Ne le perdons pas de vue : la BCE est une institution non élue dirigée par Mario Draghi. De 2002 à 2005, celui-ci était vice-président de la branche européenne de la banque d’affaires Goldman-Sachs, et s’occupait de la gestion des dettes souveraines. Il aida les partis qui viennent d’être rejetés dans l’opposition à trafiquer les comptes publics grecs. Ce que tente la BCE, c’est un putsch scandaleux contre le choix du peuple grec de porter aux commandes de son Etat un parti ayant pour programme de redresser son économie par d’autres voies que l’étouffement économique et social de sa population.

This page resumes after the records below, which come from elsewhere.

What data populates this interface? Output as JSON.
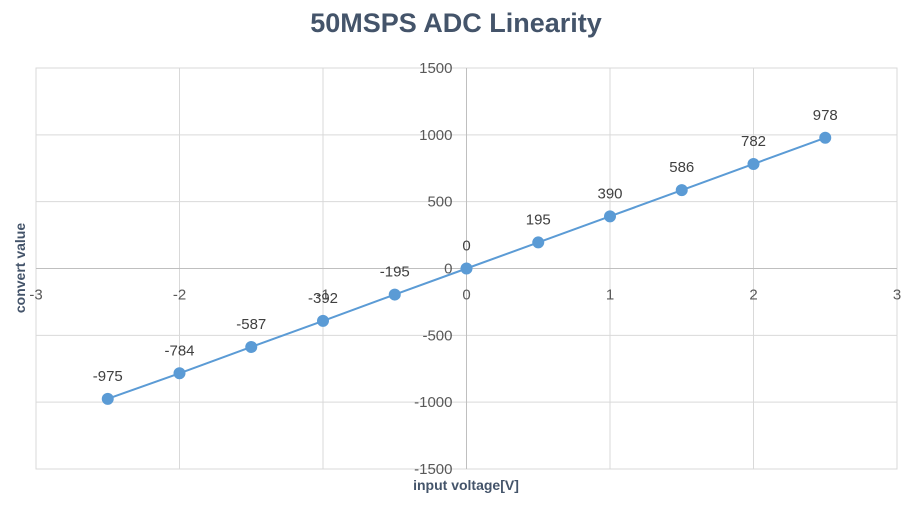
{
  "chart_data": {
    "type": "scatter",
    "title": "50MSPS ADC Linearity",
    "xlabel": "input voltage[V]",
    "ylabel": "convert value",
    "xlim": [
      -3,
      3
    ],
    "ylim": [
      -1500,
      1500
    ],
    "x_ticks": [
      -3,
      -2,
      -1,
      0,
      1,
      2,
      3
    ],
    "y_ticks": [
      -1500,
      -1000,
      -500,
      0,
      500,
      1000,
      1500
    ],
    "grid": true,
    "legend": "none",
    "line": "straight lines with markers",
    "color": "#5B9BD5",
    "series": [
      {
        "x": [
          -2.5,
          -2,
          -1.5,
          -1,
          -0.5,
          0,
          0.5,
          1,
          1.5,
          2,
          2.5
        ],
        "y": [
          -975,
          -784,
          -587,
          -392,
          -195,
          0,
          195,
          390,
          586,
          782,
          978
        ],
        "labels": [
          "-975",
          "-784",
          "-587",
          "-392",
          "-195",
          "0",
          "195",
          "390",
          "586",
          "782",
          "978"
        ]
      }
    ]
  }
}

On peut désormais affirmer sans le moindre doute que nous vivons en ce moment un véritable changement de régime en Europe. Nous glissons de plus en plus vers un régime que l’on peut qualifier de “post-démocratique” : si nous conservons bien les apparences d’une démocratie par la régularité de nos élections nationales, force est de constater que les élus sont de plus en plus dépouillés du pouvoir réel d’exercer le mandat qu’ils obtiennent dès lors que celui-ci va à l’encontre des prescrits ultralibéraux.

Ce qui vient de se produire avec la Grèce devrait interpeller et mobiliser tous les peuples d’Europe. L’expérience grecque ouvre une brèche dans la doctrine antisociale européenne et nous devons tout faire pour qu’elle puisse se mener librement et s’étendre à toute l’Europe. Ceci est d’autant plus vital que les politiques d’austérité appauvrissent les populations, alourdissent l’empreinte écologique des activités humaines et montrent un peu partout en Europe qu’elles aggravent les problèmes au lieu de les résoudre – un nombre croissant d’économistes, dont plusieurs prix Nobels d’économie, le dénoncent.

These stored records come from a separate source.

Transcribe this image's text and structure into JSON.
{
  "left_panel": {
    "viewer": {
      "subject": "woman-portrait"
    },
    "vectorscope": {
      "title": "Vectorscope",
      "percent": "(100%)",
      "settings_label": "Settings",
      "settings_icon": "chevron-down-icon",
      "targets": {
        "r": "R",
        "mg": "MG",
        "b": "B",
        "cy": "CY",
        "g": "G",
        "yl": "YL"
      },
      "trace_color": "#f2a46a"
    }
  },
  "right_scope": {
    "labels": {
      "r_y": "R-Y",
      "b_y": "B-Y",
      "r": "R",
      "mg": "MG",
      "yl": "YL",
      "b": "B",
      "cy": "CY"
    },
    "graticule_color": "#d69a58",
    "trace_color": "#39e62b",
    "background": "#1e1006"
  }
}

Si l’apurement de la dette publique grecque n’est pas en vue avant plusieurs générations, le réalisme dont se prévalent volontiers MM. Michel et Reynders commande la négociation, pas le jusqu’au-boutisme. Pour le Mouvement VEGA, ils doivent rappeler à nos 27 partenaires, y compris à Madame Merkel, que si l’Union européenne se met à mépriser le choix démocratique des peuples qui la composent, elle se condamne à une flambée des souverainismes les plus obtus, voire de l’extrême-droite.

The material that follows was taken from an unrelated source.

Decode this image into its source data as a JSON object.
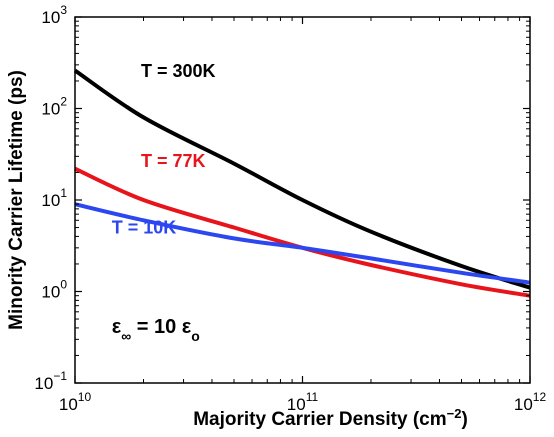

Nous tenons à répéter notre soutien plein et entier à Syriza dans son combat contre les mesures imposées à la Grèce par la Troïka. Alexis Tsipras et Yanis Varoufakis sont à la recherche de solutions non seulement pour la Grèce, mais aussi pour les autres pays de l’Union, y compris le nôtre, où l’intégrisme « austéritaire » vient de priver de leur droit aux allocations des milliers de chômeurs en quelques semaines, et l’Espagne, où plus de 100 000 personnes ont manifesté samedi avec Podemos contre les recettes de la BCE, du FMI et de la Commission.

Pour VEGA, l’Union doit ouvrir d’urgence les chantiers que les Européens demandent depuis des décennies : planification écologique, relocalisation de l’économie, protectionnisme social et environnemental solidaire, répartition collective du temps de travail, salaire minimum européen et revenu maximal autorisé, promotion de l’agriculture paysanne,…

Le nouveau gouvernement grec nous rapproche de ces perspectives-là, alors que la BCE nous en éloigne.